Abstract

INTRODUCTION: Strongyloides Stercoralis is an intestinal parasite mostly seen in tropical areas. Commonly patients are asymptomatic with non-specific gastrointestinal manifestations. We present a case of strongyloidiasis presenting as gastric outlet obstruction. CASE DESCRIPTION/METHODS: Our patient is a 67-year- old woman, originally from Jamaica, recently diagnosed with Diabetes Mellitus who presented with 50 pounds weight loss, anorexia postprandial epigastric pain and recurrent episodes of vomiting. Her symptoms have been progressively getting worse and let her to doctor visits over the past several months. On physical exam she was afebrile but appeared cachectic. She did have minimal tenderness to palpation of the epigastric area and had minimal bilateral pedal edema. Laboratory testing revealed normocytic normochromic anemia, thrombocytosis, Hyponatremia and hypoalbuminemia. An Abdominal CT scan revealed dilatation of the second portion of duodenum and tapering of third portion of duodenum plus mild intrahepatic and extrahepatic bile ducts dilatation as well as dilation of the proximal pancreatic duct (Figures 1 and 2).

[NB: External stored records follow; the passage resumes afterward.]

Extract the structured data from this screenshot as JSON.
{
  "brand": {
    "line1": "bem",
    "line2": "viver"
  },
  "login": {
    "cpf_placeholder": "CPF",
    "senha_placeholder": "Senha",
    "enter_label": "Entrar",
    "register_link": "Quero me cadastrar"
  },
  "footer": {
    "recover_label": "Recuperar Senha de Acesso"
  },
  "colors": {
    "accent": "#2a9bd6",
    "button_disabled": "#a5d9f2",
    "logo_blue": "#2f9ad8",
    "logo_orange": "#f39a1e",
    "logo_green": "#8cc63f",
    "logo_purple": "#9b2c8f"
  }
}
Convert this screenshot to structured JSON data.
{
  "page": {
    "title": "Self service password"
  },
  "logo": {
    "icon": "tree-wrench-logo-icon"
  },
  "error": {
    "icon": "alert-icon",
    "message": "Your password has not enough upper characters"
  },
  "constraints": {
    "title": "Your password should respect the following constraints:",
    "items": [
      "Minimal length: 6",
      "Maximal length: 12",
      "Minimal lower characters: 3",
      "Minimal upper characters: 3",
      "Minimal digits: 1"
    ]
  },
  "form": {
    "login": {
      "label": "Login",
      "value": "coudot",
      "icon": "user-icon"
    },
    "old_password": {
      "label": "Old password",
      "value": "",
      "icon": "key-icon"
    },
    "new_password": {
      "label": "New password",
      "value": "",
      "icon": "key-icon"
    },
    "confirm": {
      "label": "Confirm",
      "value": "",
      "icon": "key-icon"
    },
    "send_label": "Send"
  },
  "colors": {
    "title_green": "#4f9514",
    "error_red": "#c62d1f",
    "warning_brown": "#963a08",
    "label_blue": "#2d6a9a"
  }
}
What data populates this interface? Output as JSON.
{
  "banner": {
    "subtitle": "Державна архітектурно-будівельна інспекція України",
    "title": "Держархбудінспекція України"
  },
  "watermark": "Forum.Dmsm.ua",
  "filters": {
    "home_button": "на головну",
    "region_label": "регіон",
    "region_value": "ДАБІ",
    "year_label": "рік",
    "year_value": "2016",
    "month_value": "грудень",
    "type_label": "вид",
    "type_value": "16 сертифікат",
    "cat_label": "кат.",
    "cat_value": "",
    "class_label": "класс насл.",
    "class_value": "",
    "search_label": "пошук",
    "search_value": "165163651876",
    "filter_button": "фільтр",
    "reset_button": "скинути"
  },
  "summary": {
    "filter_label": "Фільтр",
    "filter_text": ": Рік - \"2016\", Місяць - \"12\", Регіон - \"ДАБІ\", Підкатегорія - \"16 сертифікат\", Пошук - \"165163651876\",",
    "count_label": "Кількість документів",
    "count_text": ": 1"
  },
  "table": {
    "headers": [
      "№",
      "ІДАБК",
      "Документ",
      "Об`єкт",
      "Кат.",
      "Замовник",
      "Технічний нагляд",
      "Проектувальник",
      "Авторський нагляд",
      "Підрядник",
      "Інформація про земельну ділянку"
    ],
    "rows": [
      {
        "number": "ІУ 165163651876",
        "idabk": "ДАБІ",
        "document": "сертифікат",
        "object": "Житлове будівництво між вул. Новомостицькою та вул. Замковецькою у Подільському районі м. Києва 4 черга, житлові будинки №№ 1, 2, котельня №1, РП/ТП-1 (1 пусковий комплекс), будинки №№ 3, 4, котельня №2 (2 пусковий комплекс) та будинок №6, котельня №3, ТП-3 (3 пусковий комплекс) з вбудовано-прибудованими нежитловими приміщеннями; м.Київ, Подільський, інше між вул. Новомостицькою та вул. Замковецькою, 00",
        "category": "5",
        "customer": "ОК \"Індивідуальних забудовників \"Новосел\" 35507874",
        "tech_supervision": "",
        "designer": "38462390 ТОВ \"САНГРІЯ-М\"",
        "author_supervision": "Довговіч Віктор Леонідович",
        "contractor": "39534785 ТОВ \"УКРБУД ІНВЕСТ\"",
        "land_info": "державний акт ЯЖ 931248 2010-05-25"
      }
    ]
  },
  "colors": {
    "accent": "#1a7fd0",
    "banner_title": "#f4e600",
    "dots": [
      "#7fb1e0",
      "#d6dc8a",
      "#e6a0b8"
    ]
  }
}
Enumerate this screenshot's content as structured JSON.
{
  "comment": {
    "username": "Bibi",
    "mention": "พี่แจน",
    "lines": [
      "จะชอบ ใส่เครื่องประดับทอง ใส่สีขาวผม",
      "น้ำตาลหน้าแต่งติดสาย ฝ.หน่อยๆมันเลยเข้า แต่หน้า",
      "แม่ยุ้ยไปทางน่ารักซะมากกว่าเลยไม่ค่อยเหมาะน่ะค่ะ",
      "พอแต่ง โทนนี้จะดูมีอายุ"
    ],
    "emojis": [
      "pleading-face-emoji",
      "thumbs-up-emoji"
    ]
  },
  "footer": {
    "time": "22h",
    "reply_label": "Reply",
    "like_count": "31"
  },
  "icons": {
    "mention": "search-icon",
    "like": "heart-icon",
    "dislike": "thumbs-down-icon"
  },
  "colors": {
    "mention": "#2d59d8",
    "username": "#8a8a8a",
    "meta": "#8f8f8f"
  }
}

The patient was admitted to the hospital for hydration and subsequently had an upper endoscopy. The procedure revealed marked retention of bilious fluid as well as evidence of severe duodenitis. Narrowing of the lumen of the duodenum was also seen (Figure 3). Biopsies from the duodenum were obtained and confirmed the presence of Strongyloides Stercoralis. Pt was given two days of Ivermectin with dramatic improvement of her symptoms and subsequent discharge. DISCUSSION: 1. Stercoralis is a nematode with a complex life cycle. The parasite infects humans and replicates within its host for years or even decades (autoinfection). Patients would have positive serologies for S. Stercoralis but usually are asymptomatic. Immunosuppressive medications, HIV, HTLV1, Chronic diseases and in our case the new onset diabetes cause the parasite to replicate and leads to life-threatening dissemination of larvae to multiple internal organs called hyperinfection.